If there was no Omicron at the beginning of November, and inflation was growing by leaps and bounds, then at the middle of December, the new COVID-19 strain brings a fair amount of uncertainty not only to financial markets but also to the activities of central banks. BoE believes that the risks of consumer price acceleration to 6% outweigh the danger of a significant slowdown in the British economy due to the pandemic. It made the decision to act and deserves praise for it.
Dynamics of actual and projected inflation in Britain
By itself, raising the repo rate by 15 bps to 0.25% is unlikely to slow down GDP or curb inflation. The main thing is that the Bank of England will show its intention to continue the cycle of monetary restriction, which in theory should put pressure on inflationary expectations growing by leaps and bounds.

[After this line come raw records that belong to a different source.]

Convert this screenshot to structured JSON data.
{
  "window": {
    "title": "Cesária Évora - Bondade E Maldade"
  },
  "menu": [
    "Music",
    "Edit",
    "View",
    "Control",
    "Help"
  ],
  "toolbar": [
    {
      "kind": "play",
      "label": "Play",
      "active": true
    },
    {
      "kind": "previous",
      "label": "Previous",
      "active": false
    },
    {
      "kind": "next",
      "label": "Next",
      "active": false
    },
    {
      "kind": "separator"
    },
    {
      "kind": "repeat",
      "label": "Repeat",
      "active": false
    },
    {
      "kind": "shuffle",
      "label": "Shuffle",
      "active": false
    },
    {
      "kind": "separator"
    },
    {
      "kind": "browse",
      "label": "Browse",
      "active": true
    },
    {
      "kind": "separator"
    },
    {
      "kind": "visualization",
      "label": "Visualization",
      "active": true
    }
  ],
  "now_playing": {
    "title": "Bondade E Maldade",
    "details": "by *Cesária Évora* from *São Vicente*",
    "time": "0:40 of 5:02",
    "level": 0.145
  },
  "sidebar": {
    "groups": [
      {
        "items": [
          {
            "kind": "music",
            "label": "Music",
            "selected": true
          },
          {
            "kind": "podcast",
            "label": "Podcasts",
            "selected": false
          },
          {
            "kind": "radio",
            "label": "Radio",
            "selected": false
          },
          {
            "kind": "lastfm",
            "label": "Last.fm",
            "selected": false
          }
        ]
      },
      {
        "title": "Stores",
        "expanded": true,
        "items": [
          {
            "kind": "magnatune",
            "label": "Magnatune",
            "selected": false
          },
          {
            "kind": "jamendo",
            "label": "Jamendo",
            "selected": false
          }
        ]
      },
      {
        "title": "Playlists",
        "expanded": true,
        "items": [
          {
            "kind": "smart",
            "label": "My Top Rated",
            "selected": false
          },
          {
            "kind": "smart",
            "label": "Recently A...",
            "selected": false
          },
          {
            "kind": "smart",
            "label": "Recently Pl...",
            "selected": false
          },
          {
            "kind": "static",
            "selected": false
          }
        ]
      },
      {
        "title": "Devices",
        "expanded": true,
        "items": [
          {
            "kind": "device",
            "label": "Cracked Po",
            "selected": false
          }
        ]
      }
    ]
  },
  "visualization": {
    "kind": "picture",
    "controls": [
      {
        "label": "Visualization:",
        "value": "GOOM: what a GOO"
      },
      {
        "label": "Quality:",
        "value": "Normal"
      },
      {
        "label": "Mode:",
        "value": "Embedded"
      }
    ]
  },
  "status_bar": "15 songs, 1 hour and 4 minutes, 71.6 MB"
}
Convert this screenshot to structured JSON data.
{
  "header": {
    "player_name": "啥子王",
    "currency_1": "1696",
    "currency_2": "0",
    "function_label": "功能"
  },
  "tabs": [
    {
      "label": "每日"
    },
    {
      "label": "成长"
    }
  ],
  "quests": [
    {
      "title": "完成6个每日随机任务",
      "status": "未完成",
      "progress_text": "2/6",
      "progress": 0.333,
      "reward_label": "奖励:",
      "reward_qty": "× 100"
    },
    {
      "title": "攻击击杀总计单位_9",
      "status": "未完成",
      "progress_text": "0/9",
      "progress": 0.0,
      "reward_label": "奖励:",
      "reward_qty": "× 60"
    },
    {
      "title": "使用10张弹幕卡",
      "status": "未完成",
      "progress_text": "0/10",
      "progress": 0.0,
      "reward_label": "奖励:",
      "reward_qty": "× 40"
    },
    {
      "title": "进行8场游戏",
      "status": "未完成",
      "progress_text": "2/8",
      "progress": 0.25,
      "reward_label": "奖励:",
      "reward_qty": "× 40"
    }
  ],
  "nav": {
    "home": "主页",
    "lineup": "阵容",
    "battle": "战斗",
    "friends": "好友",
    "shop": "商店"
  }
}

The derivatives market is forecasting a further 50 bps increase in borrowing costs in February, followed by a base rate hike to 1% by the end of 2022. Essentially, investors expect BoE to follow the same trajectory as the Fed. Even slightly faster, as CME derivatives signal the first federal funds rate hike only by June. Why, then, the "bulls" on GBPUSD could not hold on to the levels they won above 1.33 for some time?
The British government, led by Boris Johnson, is taking the new COVID-19 strain more seriously than the White House, led by Joe Biden. It introduces restrictions that will certainly affect the economic growth of the UK. The first sign of a slowdown in GDP was the statistics on business activity. The composite purchasing managers index in December fell from 57.6 to 53.2, falling short of the forecast of 56.4. Issues on Northern Ireland under Brexit have not yet been resolved, and poor communications from the Bank of England raise doubts that the February repo hike is a settled issue.
The U.S. dollar draws strength from the hawkish comments of FOMC officials. Christopher Waller believes that only a serious negative from Omicron could force members of the Open Market Committee not to discuss the issue of raising the federal funds rate at the March meeting. If the monetary restriction occurs in the spring, and not in the summer, as the futures market expects, the U.S. currency has a good chance of winning new fans on Forex.
Technically, there is no reason to doubt the strength of the GBPUSD downward trend. A break of support at 1.317 or a rebound from dynamic resistance in the form of moving averages should be used to sell the pound against the U.S. dollar in the direction of 1.31 and 1.29.